International Pressure Best Response to Iranian Threat, Gates Says
By Donna Miles
American Forces Press Service
WASHINGTON, Nov. 26, 2007 The best way to confront Iran’s nuclear weapons program is through international diplomatic pressure, and military force should remain a last resort, Defense Secretary Robert M. Gates said today at Kansas State University. (Video)
Gates told participants in the Landon Lecture series in Manhattan, Kan., he supports diplomatic pressure to get Iran to abandon its nuclear efforts.
“We are engaged in diplomacy with Iran,” he said. “More importantly, we are engaged in diplomacy with a number of countries around the world and trying to secure their support for economic sanctions to bring pressure on the Iranian government to resolve this nuclear problem in a peaceful way.”
Gates noted that most countries in the world, and all members of the U.N. Security Council, have called on the Iranians to halt.
Only if the Iranian leadership shows some indication it’s willing to budge would higher-level meetings be appropriate, he said. “The administration has made clear that it is prepared to have broader dialog if (the Iranians) make commitments to stop enriching,” he said.
As the United States works with other countries around the world to address threats posed by Iran and elsewhere, Gates said he’s been pleased to see a shift in any anti-American sentiment that may have existed.
In his travels to 40 to 45 countries during his 11 months as defense secretary, Gates said, he “didn’t run into a single one that does not want to work with the United States and does not want a better relationship with the United States.” That included visits to Russia and China.

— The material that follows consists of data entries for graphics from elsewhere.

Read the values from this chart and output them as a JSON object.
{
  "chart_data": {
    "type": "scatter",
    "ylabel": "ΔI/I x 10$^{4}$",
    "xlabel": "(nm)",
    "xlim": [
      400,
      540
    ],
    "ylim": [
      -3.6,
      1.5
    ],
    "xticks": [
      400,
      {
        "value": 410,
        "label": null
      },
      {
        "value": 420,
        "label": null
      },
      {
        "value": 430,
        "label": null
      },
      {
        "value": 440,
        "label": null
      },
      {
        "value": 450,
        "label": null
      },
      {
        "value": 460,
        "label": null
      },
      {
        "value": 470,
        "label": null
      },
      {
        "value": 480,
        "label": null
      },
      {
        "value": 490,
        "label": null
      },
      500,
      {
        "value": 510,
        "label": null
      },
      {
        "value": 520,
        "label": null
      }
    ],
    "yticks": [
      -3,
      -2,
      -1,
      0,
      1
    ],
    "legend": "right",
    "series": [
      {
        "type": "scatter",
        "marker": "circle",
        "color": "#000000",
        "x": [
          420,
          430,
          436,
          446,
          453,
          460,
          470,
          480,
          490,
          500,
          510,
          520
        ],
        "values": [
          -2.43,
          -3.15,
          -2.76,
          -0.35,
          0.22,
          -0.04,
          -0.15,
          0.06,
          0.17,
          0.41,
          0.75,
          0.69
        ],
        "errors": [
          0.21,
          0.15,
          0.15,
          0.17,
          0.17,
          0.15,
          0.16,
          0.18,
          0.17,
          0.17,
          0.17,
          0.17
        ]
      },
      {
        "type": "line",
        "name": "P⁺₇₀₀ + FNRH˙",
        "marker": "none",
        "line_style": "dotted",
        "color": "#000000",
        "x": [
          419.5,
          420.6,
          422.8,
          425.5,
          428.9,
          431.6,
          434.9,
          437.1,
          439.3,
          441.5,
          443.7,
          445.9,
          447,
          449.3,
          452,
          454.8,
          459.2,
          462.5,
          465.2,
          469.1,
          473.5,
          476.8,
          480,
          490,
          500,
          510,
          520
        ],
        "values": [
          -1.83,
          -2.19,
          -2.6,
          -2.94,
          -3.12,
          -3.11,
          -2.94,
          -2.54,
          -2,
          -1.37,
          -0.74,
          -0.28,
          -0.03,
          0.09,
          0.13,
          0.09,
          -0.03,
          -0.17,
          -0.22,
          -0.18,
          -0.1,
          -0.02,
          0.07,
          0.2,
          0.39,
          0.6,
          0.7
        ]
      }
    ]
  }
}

He pointed to shifts in both the French and German governments. “The new French president is amazingly pro-American and is looking for ways to cooperate with us,” he said. “The German government of Angela Merkel is very different from the government of her predecessors.”
Gates pointed to broad interest in the U.S.-sponsored Annapolis Conference, which begins today, as another positive sign that nations of the world want to work with the United States.
“If you look at the number of Arab countries that have come to the Annapolis Conference, including Syria, I think it indicates the continuing and ensuring strength of our democracy,” he said.